There was indeed a significant correlation between the presence of fibrotic focus and overexpression of HIF-1α in tumor cells, suggesting that hypoxia is important in fibrotic focus formation in male breast cancer as well, and confirming previous results in female breast cancer.21 Unlike previous studies, no association was found between CAIX expression and the presence of a fibrotic focus.20, 21 We used TMA slides for high throughput and focal staining may therefore have been missed. However, usual correlations were found for HIF-1α overexpression on TMAs, so differences in antibody and staining procedures may also play a role here.
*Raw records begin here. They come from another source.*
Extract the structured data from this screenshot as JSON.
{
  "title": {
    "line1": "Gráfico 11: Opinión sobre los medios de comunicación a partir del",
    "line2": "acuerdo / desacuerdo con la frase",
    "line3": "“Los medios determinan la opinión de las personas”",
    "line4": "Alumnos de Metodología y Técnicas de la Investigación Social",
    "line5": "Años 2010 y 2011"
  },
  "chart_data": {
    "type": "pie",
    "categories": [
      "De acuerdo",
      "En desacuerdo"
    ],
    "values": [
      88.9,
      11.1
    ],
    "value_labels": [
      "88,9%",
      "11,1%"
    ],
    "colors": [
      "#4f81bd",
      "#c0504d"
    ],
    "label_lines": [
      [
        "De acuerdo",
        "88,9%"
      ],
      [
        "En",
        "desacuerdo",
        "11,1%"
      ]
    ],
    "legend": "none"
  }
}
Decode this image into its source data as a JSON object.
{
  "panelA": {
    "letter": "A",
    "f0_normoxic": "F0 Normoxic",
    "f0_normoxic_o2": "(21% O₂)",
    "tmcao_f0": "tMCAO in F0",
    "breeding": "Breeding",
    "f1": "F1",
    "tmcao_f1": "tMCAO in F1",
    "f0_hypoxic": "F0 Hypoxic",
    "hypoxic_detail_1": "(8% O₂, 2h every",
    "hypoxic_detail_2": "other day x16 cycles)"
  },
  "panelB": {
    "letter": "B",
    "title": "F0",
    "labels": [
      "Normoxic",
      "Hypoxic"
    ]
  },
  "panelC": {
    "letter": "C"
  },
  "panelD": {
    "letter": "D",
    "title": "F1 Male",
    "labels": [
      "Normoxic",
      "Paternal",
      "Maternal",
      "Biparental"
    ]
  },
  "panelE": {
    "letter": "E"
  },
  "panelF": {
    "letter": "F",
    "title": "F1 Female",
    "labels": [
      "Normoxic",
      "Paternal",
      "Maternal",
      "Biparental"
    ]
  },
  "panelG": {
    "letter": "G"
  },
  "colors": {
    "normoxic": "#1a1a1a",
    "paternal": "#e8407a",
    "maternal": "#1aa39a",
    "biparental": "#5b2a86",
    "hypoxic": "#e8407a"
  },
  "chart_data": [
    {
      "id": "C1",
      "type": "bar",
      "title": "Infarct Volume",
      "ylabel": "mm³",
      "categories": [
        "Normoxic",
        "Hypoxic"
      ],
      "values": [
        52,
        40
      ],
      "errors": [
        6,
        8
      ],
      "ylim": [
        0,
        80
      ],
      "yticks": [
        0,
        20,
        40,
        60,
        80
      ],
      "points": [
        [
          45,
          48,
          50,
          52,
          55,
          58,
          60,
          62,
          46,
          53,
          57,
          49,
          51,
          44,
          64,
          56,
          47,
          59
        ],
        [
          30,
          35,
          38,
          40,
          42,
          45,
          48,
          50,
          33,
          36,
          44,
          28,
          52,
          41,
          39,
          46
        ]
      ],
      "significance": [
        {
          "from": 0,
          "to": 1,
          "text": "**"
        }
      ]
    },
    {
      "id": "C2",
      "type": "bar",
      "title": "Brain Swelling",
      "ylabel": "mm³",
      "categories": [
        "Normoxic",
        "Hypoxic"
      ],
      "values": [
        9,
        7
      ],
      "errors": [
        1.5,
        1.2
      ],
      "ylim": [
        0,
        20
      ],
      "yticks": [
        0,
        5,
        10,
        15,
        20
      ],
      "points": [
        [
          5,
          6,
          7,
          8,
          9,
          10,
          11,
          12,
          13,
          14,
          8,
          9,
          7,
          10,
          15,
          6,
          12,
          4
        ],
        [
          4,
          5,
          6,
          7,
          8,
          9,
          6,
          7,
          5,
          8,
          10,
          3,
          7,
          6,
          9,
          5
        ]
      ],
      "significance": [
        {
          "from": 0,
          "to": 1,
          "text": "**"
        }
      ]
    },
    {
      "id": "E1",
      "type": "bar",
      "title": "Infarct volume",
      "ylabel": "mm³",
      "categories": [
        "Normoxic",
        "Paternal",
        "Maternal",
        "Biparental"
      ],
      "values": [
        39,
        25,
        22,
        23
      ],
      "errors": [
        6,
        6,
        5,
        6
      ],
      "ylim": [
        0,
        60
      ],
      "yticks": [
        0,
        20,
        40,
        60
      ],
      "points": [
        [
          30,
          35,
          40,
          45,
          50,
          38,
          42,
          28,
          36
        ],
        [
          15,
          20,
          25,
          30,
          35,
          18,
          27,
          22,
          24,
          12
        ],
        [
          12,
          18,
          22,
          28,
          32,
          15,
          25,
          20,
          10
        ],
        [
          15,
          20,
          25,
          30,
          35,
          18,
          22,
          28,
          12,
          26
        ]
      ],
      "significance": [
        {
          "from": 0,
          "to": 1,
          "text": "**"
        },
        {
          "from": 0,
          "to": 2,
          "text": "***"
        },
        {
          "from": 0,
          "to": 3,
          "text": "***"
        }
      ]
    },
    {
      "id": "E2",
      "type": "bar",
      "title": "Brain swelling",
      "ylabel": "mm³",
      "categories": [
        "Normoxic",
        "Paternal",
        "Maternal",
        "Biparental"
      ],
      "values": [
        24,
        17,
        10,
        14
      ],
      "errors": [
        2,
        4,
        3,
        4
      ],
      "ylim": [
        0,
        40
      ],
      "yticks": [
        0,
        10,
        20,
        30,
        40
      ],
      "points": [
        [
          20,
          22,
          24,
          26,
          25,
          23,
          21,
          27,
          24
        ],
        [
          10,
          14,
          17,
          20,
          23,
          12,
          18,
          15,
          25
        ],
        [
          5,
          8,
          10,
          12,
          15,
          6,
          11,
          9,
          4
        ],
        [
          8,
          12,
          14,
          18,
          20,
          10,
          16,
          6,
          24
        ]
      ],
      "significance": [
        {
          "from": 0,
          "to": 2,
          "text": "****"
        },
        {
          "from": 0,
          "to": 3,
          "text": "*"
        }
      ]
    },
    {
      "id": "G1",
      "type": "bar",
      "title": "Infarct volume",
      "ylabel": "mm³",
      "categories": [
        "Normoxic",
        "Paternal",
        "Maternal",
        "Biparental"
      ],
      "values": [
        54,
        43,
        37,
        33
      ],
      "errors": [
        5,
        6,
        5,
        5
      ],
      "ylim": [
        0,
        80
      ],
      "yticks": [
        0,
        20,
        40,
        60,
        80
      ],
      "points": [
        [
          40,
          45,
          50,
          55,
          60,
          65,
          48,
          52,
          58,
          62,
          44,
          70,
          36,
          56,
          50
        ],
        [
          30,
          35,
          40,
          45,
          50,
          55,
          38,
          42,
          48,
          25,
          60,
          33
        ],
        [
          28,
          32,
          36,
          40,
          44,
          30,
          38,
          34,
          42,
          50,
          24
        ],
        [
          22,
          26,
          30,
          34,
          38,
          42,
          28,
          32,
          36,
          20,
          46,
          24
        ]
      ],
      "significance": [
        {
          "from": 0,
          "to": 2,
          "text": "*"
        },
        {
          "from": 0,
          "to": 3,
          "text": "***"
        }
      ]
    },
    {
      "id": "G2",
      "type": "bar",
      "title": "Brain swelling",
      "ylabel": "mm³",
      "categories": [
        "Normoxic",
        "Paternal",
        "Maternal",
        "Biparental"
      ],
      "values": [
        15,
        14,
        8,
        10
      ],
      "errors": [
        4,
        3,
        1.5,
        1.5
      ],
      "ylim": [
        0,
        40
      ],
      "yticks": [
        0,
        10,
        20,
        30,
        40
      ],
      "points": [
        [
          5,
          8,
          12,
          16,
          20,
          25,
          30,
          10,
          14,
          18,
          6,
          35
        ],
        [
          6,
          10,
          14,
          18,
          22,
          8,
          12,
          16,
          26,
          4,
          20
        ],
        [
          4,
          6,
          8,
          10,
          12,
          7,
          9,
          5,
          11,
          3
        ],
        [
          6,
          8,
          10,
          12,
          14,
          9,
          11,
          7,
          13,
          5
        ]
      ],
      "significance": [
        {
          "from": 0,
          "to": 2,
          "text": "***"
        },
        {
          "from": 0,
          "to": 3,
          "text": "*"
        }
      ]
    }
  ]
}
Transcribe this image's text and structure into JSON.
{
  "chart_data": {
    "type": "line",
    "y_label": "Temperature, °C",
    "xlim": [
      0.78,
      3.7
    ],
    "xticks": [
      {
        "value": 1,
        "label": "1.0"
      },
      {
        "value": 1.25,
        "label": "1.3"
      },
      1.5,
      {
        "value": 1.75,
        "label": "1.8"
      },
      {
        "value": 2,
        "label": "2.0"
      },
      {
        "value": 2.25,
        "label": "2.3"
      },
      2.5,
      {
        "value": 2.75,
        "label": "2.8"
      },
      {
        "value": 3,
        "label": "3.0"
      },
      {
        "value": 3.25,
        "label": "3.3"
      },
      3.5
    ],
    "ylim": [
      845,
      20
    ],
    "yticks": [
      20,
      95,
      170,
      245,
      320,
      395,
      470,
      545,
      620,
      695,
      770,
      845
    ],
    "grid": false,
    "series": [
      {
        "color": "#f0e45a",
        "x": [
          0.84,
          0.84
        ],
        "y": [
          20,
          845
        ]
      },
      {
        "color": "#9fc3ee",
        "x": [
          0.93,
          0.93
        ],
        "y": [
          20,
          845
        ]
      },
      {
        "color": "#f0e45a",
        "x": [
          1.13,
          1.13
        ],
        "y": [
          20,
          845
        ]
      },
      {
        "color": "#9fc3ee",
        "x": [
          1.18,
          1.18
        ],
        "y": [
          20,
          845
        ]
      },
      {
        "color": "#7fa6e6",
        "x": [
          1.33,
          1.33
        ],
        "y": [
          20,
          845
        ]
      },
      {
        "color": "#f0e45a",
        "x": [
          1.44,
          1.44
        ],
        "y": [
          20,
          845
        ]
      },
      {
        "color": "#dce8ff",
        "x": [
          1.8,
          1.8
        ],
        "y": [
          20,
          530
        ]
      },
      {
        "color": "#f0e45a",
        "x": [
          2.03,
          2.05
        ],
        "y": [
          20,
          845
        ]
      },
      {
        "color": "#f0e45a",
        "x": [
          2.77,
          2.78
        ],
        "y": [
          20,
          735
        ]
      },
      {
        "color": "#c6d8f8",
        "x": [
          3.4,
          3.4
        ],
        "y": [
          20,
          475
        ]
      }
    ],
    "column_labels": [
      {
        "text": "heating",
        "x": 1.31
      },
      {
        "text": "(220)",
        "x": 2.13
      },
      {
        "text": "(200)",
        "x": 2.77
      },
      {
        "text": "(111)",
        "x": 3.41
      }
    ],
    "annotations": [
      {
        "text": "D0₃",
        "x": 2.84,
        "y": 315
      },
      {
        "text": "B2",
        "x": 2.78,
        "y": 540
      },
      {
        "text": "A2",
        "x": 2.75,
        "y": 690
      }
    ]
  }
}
Expression of HIF-1α in tumor cells have been reported in a variety of malignancies.37 Our results are in line with studies in female breast cancer, which demonstrated that HIF-1α overexpression was correlated with highly malignant phenotype and bad outcome.22, 23, 24, 25 For the first time, we demonstrated that HIF-1α overexpression is an independent predictor of survival in male breast cancer patients and could be used as an important prognosticator, more powerful in predicting adverse male breast cancer patients’ outcome than classical clinicopathological features. The correlation between HER2 overexpression/amplification and HIF-1α overexpression has been described in female breast cancer.22 HER2 is able to induce HIF-1α synthesis, which depends on the activation of PI-3-kinase/protein kinase B (PI3K-AKT) pathway.38 There are conflicting results regarding the prognostic relevance of HIF-1α in female breast cancer groups with or without lymph node metastases.22, 24 In our group of male breast cancer, aggressive phenotype associated with HIF-1α overexpression was particularly seen in patients with lymph node metastases. However, survival analysis did not reveal prognostic differences for HIF-1α in tumors with lymph node metastases alone. Furthermore in this study, a diffuse staining pattern of HIF-1α was the strongest predictor of high malignant phenotype and the presence of a fibrotic focus. This could point to different pathways of HIF-1α upregulation, which might be, in part, hypoxia independent and reflect oncogenic adaptations of tumor cells. However, perinecrotic staining of HIF-1α seems to be the strongest predictor of adverse patients’ outcome, which is in line with findings in female breast cancer.25 Conclusions concerning HIF-1α staining patterns should be made with caution based on our results, because there were only a few cases (n=7) with perinecrotic staining, which may have been underscored in TMA slides.39

The frequency of HIF-1α-overexpressing tumors in male breast cancer in this study is hard to compare with previously reported data in female breast cancer, because different methods and different cutoff values were used. In this study, 27% (34/125) of the tumors were HIF-1α positive, which is slightly lower compared to a previous study, reporting 34% (51/150) HIF-1α-positive female breast cancers, using a similar cutoff value of 5%.22 Further research is needed to investigate possible differences in the expression of hypoxia-related immunohistochemical markers between male and female breast cancers.

In conclusion, we demonstrate that fibrotic focus and HIF-1α overexpression in male breast cancer are associated with high-grade tumors and poor prognosis and should be regarded as markers for aggressive behavior. These markers seem to have similar clinical importance as previously reported in female breast cancer.